Personal greeting cards
Bi-directional patterns
Inspired by the restaurent wall decoration of the Marriott hotel in Villahermosa, I started playing around with patterns that look the same in both the horizontal and vertical directions of the design. These bi-directional patterns can be made using various base shapes, such as diamonds, pentagons and squares. For the colors, I used my all-time favourit purple, and also tried another color scheme using yellow and turquoise.
Christmas card
For this year's Christmas card, I used randomized circlikes to form a text message (in Dutch). The base colors of the circlikes are red and green, placed on a white background: typical Christmas colors. With a little bit of imagination, the words even form a Christmas tree shape! I did some experimentation by making the star yellow instead of red and green, by using single colors for the letters, and by changing the filling of the outer border. For the final design I decided to keep mixed red and green as the only colors and to use a full colored border.
Personalized gifts
During the past few months, I’ve started using my graphic designs to make personalized gifts for my family and friends. First, I made a greetings card for friends who recently got a baby girl. Using pink randomized circlikes, I created a design with a personal message for them.
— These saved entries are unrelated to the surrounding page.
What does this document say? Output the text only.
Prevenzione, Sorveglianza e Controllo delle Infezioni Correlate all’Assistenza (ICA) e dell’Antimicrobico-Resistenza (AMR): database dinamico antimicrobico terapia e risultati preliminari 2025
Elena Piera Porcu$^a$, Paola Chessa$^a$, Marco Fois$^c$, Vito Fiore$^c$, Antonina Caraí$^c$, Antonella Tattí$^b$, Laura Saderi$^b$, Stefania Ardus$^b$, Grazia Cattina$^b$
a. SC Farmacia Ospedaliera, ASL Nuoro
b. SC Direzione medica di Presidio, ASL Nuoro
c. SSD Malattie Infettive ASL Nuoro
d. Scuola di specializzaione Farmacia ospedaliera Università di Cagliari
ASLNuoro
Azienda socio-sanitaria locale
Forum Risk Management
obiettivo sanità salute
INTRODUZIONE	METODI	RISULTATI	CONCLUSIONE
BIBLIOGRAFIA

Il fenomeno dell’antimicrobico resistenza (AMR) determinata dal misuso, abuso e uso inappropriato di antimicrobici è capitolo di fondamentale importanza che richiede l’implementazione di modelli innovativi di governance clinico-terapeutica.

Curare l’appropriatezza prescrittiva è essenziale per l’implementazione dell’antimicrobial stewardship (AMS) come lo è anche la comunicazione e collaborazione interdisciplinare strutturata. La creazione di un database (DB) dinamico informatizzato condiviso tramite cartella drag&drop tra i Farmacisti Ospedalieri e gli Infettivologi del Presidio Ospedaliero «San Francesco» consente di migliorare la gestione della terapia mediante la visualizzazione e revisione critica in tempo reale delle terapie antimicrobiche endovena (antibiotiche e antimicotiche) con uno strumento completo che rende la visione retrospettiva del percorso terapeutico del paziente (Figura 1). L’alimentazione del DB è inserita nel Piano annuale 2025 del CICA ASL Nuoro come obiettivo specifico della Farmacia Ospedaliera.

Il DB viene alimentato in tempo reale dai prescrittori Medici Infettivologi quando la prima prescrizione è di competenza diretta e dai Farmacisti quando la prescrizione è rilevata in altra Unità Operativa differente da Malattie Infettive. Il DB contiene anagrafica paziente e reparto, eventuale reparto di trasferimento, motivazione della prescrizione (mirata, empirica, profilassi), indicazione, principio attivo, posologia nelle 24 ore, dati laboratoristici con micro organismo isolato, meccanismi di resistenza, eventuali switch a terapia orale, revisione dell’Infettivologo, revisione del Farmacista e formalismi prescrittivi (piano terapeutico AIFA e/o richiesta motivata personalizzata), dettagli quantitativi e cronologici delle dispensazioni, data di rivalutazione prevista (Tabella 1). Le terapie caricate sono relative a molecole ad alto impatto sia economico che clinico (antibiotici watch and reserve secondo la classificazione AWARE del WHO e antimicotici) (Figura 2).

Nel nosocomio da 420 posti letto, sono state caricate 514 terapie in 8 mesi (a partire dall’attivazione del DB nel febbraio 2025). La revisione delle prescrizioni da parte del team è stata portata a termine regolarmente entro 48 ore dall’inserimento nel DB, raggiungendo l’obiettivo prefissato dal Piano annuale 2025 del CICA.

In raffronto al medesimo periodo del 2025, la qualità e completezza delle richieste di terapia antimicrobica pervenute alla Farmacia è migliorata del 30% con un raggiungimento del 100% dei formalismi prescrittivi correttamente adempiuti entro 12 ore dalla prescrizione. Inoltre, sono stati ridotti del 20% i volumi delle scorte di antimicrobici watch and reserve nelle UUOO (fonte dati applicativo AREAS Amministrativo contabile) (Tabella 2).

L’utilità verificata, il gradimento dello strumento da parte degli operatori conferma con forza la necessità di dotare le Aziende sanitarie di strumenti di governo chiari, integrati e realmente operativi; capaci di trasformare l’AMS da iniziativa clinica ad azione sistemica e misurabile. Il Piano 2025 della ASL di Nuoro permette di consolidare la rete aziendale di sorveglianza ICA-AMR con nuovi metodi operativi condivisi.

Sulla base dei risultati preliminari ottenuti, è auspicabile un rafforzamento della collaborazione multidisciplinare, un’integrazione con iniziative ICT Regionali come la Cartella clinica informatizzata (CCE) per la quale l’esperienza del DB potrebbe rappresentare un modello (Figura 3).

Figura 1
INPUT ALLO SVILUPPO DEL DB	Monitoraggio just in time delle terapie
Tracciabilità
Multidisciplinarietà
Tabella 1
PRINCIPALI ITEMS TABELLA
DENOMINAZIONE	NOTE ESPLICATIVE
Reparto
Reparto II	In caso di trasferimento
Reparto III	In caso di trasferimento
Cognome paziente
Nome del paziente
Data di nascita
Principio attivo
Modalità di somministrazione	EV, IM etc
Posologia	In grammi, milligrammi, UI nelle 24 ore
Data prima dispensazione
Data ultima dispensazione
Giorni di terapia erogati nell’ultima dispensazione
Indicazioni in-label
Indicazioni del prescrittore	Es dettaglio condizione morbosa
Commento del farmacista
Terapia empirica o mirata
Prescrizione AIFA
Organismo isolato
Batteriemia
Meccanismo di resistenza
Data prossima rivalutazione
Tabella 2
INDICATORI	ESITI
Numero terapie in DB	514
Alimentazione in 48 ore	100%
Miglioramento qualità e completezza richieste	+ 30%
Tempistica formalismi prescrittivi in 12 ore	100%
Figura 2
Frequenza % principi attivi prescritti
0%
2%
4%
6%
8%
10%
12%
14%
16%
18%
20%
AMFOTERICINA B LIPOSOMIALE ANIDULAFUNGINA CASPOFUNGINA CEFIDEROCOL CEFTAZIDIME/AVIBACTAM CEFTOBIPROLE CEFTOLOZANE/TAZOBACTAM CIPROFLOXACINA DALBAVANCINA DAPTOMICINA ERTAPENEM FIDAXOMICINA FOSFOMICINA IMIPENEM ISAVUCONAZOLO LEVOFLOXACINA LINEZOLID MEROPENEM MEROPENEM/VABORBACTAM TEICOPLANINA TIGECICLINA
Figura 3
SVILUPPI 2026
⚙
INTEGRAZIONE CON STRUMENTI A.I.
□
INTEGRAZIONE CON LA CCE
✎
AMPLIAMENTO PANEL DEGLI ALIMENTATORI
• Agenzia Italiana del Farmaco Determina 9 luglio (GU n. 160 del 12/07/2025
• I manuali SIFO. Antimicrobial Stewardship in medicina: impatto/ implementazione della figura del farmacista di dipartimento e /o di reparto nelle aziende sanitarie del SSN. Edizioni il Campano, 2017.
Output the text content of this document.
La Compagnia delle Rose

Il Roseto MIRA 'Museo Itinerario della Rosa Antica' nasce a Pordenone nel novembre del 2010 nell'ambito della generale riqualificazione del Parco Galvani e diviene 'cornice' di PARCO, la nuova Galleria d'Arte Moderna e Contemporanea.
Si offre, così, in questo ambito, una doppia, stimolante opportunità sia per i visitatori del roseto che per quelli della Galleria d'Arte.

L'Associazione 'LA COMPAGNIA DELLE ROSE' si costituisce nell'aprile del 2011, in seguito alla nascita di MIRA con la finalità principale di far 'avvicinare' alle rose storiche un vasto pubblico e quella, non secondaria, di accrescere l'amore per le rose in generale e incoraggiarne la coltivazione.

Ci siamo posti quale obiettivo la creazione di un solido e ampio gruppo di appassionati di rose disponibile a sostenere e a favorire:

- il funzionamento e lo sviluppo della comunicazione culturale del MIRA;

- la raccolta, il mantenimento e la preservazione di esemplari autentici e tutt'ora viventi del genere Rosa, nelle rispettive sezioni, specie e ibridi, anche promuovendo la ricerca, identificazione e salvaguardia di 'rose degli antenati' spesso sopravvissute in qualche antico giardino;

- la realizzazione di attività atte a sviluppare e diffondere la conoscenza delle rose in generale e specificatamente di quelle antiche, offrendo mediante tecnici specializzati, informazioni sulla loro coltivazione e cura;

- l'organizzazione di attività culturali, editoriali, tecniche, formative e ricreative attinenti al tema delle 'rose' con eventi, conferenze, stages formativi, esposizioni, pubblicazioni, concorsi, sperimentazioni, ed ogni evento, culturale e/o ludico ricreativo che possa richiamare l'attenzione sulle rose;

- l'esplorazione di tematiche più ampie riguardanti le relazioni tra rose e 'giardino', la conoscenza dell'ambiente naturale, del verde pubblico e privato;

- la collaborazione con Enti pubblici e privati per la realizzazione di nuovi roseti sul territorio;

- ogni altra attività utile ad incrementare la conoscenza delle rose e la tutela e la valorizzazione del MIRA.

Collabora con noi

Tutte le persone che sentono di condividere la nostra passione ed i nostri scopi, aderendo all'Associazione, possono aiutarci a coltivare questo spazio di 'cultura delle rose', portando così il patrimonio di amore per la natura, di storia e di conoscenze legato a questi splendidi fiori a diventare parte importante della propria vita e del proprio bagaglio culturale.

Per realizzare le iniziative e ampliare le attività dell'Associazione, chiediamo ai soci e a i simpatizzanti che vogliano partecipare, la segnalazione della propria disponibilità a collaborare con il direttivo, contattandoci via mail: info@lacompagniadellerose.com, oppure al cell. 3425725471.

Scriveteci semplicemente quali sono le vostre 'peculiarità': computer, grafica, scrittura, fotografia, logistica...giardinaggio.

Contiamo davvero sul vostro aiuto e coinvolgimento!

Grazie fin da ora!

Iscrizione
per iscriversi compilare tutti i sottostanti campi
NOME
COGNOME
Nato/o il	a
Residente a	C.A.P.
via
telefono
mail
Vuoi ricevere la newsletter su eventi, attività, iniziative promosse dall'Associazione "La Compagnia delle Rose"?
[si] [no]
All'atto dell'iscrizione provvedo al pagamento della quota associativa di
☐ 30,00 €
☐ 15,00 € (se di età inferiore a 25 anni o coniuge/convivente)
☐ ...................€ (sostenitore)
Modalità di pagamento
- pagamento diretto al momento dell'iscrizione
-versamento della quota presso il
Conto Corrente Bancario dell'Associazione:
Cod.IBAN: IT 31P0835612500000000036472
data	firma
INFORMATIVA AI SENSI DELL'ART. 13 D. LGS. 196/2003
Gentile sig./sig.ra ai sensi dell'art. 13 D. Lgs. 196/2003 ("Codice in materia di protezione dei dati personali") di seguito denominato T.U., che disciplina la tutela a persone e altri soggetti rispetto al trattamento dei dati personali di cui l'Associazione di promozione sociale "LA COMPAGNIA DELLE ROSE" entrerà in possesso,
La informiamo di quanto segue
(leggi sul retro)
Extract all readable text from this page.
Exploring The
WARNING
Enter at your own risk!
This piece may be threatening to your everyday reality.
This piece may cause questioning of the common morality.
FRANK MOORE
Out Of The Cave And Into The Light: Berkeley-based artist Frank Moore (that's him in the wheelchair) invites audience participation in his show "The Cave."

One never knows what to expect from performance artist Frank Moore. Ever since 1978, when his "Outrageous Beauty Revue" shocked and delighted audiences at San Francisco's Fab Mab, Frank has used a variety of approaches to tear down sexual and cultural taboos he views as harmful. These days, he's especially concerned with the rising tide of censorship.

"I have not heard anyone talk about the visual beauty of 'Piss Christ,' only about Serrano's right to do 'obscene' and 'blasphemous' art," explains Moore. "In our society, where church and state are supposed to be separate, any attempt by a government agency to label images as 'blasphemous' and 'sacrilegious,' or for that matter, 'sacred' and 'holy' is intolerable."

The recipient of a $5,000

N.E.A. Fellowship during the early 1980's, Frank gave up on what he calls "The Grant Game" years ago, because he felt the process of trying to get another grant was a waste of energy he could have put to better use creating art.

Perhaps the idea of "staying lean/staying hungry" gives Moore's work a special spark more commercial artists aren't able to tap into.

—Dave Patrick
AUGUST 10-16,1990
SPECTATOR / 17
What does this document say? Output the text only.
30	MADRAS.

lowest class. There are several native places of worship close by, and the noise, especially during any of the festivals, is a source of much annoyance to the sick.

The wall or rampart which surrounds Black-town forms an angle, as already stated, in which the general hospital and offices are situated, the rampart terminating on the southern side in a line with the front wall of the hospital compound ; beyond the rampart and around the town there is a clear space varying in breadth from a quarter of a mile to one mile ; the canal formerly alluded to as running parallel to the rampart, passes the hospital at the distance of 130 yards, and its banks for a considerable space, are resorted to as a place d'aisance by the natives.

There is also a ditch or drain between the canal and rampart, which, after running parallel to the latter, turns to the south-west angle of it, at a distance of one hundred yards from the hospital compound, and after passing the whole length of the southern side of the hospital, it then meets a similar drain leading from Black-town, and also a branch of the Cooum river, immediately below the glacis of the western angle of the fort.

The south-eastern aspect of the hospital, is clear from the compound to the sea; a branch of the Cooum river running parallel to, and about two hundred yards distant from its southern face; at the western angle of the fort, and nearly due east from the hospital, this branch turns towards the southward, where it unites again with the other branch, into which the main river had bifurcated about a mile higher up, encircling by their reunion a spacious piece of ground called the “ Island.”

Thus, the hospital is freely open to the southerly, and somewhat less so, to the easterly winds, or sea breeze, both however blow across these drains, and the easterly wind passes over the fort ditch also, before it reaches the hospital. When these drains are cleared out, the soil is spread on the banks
For one of my sisters, I designed a personalized print for a Dopper drink bottle. Because the print goes all around the bottle, you cannot be sure how the two ends of the design exactly meet when printed: do they match perfectly, is there a gap in between, or do they overlap? To render the design invariant to this uncertainty, I used horizontal lines as basis. Towards the middle of the design, the lines become more and more randomly rotated. If you look closely, you can discover my sister’s name in there: truly personalized!